DPRD Halmahera Barat

JAILOLO – Pembagian Bantuan Sosial (bansos) di Kecamatan Loloda dan Loloda Tengah, Halmahera Barat (Halbar) diduga dipolitisir. Hal itu dikatakan Anggota Komisi III DPRD Halbar Asdian Taluku, Senin (05/01).

Asdian menjelaskan, pembagian sembako oleh Pemkab Halbar dalam momentum Natal dan Tahun Baru kepada masyarakat baru-baru ini ternyata tidak tersalurkan seluruhnya kepada masyarakat Loloda dan Loloda Tengah.

Bahkan, dari keterangan masyarakat, kata dia, pembagian sembako ini ada keterlibatan Caleg dari Partai Demokrat. 

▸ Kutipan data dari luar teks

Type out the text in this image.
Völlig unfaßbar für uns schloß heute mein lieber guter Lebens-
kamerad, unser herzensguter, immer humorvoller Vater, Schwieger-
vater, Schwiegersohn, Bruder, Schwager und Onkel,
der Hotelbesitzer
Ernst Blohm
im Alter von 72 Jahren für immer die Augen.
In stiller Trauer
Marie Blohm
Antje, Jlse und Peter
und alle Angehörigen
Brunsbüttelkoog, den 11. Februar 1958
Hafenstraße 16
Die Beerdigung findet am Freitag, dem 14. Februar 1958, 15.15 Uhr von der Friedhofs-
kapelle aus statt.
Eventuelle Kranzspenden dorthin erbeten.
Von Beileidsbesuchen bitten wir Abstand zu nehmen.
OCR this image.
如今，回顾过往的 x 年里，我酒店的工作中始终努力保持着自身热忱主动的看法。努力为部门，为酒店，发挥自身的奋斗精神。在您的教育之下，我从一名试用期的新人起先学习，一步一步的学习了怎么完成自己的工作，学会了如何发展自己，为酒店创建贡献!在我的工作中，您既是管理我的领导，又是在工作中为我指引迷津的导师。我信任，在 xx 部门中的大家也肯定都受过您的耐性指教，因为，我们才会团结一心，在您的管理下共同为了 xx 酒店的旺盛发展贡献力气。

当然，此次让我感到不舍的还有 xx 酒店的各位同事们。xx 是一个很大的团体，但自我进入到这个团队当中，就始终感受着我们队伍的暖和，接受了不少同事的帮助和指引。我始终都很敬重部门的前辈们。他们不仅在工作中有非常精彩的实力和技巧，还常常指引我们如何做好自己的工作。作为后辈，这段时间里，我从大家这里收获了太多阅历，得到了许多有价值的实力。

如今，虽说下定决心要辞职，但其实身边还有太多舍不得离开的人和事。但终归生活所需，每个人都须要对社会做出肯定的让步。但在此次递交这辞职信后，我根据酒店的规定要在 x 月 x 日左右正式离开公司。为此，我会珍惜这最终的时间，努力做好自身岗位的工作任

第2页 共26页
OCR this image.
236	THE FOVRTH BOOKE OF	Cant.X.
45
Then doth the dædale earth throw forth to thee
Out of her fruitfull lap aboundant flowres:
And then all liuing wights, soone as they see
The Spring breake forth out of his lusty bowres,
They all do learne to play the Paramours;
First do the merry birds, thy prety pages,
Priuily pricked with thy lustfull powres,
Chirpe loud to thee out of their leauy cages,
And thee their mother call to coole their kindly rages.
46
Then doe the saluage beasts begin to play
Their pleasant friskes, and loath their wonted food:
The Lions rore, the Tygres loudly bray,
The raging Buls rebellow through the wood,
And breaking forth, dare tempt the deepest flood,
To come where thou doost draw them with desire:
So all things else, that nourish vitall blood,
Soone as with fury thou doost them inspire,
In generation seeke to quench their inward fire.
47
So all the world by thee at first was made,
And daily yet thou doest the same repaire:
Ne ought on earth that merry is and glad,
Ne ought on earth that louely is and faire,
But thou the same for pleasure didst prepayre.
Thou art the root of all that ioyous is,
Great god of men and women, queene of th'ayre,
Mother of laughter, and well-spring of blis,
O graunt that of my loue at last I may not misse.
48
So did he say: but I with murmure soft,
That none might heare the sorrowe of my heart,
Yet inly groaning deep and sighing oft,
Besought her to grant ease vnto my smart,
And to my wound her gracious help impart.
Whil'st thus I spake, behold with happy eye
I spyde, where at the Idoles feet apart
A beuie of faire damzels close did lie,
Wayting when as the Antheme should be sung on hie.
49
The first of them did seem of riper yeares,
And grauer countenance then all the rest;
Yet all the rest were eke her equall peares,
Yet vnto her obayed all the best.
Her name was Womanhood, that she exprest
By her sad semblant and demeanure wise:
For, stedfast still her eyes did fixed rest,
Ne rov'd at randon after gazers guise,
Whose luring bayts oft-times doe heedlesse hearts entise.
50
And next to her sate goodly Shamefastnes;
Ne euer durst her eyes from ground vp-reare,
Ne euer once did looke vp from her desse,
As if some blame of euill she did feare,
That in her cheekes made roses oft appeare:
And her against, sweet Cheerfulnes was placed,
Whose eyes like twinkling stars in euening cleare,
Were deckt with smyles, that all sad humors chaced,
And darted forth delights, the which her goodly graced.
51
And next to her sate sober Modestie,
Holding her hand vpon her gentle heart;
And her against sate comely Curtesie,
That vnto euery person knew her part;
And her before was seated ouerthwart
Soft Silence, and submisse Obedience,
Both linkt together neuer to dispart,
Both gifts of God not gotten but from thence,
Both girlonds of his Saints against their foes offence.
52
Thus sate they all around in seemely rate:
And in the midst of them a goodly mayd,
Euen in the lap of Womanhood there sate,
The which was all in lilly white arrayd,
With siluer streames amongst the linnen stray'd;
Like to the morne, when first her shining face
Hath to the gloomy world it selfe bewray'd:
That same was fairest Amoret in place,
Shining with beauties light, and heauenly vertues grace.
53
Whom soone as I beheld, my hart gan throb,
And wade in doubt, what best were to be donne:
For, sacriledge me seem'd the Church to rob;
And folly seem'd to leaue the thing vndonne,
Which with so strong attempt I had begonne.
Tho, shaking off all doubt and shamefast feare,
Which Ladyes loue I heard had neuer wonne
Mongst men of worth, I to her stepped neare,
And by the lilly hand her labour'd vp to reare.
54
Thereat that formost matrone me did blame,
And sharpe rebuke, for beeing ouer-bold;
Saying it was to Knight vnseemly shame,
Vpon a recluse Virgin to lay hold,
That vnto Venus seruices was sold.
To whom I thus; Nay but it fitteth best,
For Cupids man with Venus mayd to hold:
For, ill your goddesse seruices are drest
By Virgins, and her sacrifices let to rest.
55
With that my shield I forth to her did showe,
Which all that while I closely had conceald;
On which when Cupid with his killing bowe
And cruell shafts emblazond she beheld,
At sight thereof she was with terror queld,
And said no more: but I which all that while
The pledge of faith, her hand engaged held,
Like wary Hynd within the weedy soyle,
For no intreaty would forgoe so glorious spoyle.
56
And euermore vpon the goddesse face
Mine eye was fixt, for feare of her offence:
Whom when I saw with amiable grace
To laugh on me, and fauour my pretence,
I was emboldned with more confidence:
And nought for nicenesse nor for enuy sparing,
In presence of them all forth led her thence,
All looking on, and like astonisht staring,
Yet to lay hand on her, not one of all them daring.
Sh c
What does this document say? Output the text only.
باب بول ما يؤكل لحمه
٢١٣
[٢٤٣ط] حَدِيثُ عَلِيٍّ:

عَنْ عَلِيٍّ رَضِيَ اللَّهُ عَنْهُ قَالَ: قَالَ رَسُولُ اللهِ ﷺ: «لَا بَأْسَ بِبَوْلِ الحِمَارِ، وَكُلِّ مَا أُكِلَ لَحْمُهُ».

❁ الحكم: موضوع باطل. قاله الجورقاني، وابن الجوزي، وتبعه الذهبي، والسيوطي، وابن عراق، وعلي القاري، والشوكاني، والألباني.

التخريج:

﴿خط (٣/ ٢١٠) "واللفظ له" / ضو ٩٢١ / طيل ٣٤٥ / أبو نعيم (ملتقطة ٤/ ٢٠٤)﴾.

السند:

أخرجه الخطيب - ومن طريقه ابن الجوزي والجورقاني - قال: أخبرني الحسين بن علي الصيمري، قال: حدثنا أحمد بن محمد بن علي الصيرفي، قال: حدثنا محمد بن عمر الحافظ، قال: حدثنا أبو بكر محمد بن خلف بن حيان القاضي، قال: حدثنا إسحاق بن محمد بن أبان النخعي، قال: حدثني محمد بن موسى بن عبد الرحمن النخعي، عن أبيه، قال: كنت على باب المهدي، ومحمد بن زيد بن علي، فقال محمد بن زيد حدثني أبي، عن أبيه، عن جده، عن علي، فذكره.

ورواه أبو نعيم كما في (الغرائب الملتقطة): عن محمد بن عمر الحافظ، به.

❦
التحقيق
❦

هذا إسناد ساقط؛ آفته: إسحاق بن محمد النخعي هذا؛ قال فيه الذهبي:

“Jadi keluhan masyarakat soal pembagian sembako itu hanya diberikan kepada orang-orang tertentu, misalnya kalau tidak pilih caleg Partai Demokrat itu tidak dikasih. Kan Pemda tidak adil, nah ini yang bahaya,” tuturnya.

Politisi asal Kecamatan Loloda ini menambahkan, sebelum pembagian sembako, masyarakat diminta kumpul Kartu Keluarga (KK).